Yes it is true there are better ways to assess the fit and the rate constants, ("integrated rate equations"). But you will get reasonably close this way and the point is you will understand all of what you are doing. You can do the procedure for the other ways, but understanding why they work needs a bit of math you say you don't have.

Look it's 4 a.m where I am, I got to go! Maybe SOMEONE ELSE CAN TAKE OVER?

I just leave you with this thought. For a first-order reaction the half-life is constant whatever point you start from, say at 0 sec or 10 sec or 20 sec. For a 2nd order one it isn't. Maybe you can think about how or why that is.

 

[epenguin]

I just leave you with this thought. For a first-order reaction the half-life is constant whatever point you start from, say at 0 sec or 10 sec or 20 sec. For a 2nd order one it isn't. Maybe you can think about how or why that is.

Mind you there may be not much scope for seeing that when they have only followed the reaction not much more than half way down. But the principle is more general. The time it takes for the concentration to fall from any point in time to e.g. 75% or any other given % of what it was at that time is the same for all starting times with a first order reaction.

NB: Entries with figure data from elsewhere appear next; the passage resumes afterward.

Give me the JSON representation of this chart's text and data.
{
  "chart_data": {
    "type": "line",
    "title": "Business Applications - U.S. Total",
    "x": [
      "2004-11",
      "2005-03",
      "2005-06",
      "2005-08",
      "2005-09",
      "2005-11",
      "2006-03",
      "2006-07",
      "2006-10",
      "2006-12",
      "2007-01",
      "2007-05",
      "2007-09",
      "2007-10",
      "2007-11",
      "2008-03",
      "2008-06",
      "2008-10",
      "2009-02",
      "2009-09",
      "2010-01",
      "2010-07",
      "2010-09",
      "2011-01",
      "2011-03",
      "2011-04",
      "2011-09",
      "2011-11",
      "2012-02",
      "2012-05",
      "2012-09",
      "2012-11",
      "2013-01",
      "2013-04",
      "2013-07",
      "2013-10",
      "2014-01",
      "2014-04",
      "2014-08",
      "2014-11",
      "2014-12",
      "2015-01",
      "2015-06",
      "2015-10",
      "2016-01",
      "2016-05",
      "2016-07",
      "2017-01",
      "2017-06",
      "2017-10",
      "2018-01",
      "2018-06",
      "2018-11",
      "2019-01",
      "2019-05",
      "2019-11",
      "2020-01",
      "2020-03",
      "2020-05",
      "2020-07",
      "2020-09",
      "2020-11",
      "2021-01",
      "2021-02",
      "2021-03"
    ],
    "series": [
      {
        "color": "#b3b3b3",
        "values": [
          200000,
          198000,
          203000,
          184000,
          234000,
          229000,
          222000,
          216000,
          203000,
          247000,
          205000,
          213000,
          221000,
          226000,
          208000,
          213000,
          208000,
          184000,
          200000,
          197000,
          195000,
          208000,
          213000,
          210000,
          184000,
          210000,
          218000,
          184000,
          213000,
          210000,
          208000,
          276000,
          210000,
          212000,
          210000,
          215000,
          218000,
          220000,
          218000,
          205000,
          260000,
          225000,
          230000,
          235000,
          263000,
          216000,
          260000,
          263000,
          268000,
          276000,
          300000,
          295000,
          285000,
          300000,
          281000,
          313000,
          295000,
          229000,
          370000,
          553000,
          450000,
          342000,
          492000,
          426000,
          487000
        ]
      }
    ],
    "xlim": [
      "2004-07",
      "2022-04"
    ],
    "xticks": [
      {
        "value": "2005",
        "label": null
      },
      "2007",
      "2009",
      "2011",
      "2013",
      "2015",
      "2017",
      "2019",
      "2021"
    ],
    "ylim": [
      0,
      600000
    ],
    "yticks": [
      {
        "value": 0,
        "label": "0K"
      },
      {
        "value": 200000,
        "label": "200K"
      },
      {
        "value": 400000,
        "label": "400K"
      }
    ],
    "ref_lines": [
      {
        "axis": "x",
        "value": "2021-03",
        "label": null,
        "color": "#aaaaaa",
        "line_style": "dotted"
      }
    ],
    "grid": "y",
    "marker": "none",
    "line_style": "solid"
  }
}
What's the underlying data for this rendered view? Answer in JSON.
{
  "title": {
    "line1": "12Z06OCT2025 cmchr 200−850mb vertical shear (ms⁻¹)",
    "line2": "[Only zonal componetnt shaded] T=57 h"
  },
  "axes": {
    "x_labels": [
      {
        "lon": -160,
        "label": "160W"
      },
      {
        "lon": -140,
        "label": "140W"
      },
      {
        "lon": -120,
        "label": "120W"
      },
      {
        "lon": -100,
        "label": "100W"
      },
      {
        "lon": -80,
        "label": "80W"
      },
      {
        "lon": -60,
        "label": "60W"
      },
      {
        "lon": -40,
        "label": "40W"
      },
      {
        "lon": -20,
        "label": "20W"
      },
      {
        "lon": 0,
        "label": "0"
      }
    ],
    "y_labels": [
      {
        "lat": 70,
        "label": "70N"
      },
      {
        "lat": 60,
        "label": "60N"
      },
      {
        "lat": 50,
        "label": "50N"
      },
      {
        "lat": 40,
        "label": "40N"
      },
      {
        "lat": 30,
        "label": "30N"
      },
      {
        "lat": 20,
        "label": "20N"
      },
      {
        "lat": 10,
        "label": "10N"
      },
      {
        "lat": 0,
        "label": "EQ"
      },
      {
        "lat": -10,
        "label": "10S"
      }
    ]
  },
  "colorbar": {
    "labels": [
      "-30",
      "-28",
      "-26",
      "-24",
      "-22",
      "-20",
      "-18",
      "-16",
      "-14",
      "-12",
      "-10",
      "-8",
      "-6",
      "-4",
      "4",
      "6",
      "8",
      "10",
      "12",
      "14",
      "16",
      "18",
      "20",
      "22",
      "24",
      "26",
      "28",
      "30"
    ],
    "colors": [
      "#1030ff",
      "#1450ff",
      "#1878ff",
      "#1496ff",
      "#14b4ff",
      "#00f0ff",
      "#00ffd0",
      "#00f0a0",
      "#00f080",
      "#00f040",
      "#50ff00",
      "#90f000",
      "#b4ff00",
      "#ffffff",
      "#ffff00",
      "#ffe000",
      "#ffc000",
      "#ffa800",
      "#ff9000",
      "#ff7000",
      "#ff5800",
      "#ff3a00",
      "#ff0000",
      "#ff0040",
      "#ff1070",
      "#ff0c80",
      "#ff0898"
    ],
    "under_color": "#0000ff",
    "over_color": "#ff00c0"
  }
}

Also quick early indication of the type of kinetics could be obtained by this reasoning: at t = t_1/2 the rate is what fraction of that at t = 0 for a first-order reaction, and for a second order reaction?

We'll wait to see the rate plots.

It occurred to me today that this reasoning:

I was thinking the NOBr would be a first order reaction because there is no coefficient in front of it in the equation so it would not be raised to any power (or it would be a power of 1).

is very dubious apart from what I said before about it. You have not taken into account the way they wrote the equation giving a half-molecule product! NOBr (g) → NO (g) + ½ Br₂ (g). I don't say a Br atom or radical couldn't be formed as a stage of the mechanism but a half-molecule surely isn't final product! They do not mean you to understand that it is even, it is just a manner of representing the stoichiometry.